Radio Plus
- Mauritius;
- Broadcast area: Mauritius
- Frequencies: 87.7 MHz (Center) 88.6 MHz (East and West) 89.3 MHz (North and South)

Programming
- Languages: French, Hindi, Mauritian Creole

Ownership
- Owner: Le Défi Media Group; (private commercial free to air FM radio broadcasting license);

History
- First air date: 2002

Technical information
- Transmitter coordinates: 20°10′19″S 57°30′03″E﻿ / ﻿20.1718718°S 57.5007039°E

Links
- Webcast: http://radioplus.defimedia.info/radio-stations/
- Website: http://radioplus.defimedia.info/

= Radio Plus (Mauritius) =

Private Radio Station in Mauritius

Radioplus is a private radio station owned and broadcast by Defimedia group, a leading media and communication company in Mauritius. It started operation in 2002 with a private commercial free to air FM radio broadcasting licence issued by the Independent Broadcasting Authority - Mauritius.

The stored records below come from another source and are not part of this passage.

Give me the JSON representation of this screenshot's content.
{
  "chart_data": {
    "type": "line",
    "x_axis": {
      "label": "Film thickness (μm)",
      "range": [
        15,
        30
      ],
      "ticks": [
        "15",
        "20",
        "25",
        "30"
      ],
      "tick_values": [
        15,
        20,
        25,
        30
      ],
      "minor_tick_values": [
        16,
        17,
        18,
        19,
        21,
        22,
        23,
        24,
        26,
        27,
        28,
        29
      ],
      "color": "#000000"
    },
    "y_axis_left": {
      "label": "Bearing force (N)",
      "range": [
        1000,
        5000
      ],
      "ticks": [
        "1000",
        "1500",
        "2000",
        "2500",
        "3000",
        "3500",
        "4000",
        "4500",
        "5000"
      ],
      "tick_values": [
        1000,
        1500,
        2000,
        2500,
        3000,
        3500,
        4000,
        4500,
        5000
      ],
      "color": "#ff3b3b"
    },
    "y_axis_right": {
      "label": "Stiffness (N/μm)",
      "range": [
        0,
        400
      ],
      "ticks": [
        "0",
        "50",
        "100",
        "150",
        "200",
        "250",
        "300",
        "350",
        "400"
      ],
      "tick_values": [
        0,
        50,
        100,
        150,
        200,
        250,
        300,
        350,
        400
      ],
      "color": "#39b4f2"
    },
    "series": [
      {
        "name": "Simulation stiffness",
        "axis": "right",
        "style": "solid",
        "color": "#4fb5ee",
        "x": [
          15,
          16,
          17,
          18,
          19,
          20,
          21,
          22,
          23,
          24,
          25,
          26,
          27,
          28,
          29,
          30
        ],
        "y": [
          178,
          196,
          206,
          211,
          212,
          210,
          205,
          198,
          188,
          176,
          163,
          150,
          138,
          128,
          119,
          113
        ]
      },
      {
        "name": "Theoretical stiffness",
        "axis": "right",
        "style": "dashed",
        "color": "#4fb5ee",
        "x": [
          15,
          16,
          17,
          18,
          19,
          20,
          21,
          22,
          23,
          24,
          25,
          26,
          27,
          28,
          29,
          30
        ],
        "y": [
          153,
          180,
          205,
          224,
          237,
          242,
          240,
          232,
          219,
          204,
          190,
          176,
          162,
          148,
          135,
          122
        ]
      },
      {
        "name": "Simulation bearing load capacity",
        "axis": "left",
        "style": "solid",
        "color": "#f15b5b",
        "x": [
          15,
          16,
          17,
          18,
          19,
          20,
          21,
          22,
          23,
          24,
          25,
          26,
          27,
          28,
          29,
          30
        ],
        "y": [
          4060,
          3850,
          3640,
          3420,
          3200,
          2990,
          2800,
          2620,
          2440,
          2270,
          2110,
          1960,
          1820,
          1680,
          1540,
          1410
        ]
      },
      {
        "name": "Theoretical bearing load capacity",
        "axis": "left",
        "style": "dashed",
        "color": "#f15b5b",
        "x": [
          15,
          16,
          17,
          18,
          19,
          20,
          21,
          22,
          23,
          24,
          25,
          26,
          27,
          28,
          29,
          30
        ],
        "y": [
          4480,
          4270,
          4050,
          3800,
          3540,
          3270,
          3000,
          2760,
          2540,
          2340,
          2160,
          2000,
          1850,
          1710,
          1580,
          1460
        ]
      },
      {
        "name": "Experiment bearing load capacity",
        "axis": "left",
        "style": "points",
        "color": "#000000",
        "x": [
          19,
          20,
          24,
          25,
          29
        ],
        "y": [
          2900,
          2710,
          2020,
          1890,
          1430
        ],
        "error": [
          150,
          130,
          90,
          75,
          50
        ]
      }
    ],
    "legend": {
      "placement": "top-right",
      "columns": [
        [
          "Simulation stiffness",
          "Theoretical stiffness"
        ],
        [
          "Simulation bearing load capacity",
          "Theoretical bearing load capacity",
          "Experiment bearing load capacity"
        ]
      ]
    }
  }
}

Radio Plus's slogan is "Ecoute ou Pou tende" (English: Listen you will hear, French: Ecoutez vous allez entendre). It is ranked as the No. 1 radio station in Mauritius and innovates its programming programs to bring freshness to the Mauritian audience.

It operates three webradio stations:

- Radio Plus Hits - 1960s to the latest hits (French and English)
- Radio Plus Fever - Best of local music, zouk, reggae, dancehall, sega, soukouss and R'n'B
- Radio Plus Indiz - Bollywood hits, ghazals, Bhojpuri hits and other major languages Tamil, Telugu and Marathi

Radio Plus Ltd also own the Mauritian WebTV, Teleplus.

== TikTok Awards Night ==

On 23 December 2019, Radio Plus held the first TikTok Awards Night, which rewards the best Mauritian TikTokers in their respective categories, at the Caudan Arts Centre in Port Louis.

== Legal matters ==

The complaint concerned a broadcast made on 3 October 2012 in the news bulletin of the respondent at 7:00 a.m.

During the 2012 municipal elections, Radio Plus and two other radio stations, Radio One and Top FM, received a letter from the Independent Broadcasting Authority listing directives to follow the rules and regulations during the mentioned period. The Chairman of IBA accused Top FM of suspected breaches, penalising the other two private stations in an interview in le Defi Quotidien but the decision was challenged as Top FM stated that they had so far communicated all and requested the IBA to withdraw the new directives so that Radio Plus and Radio one could continue their phone-in programs.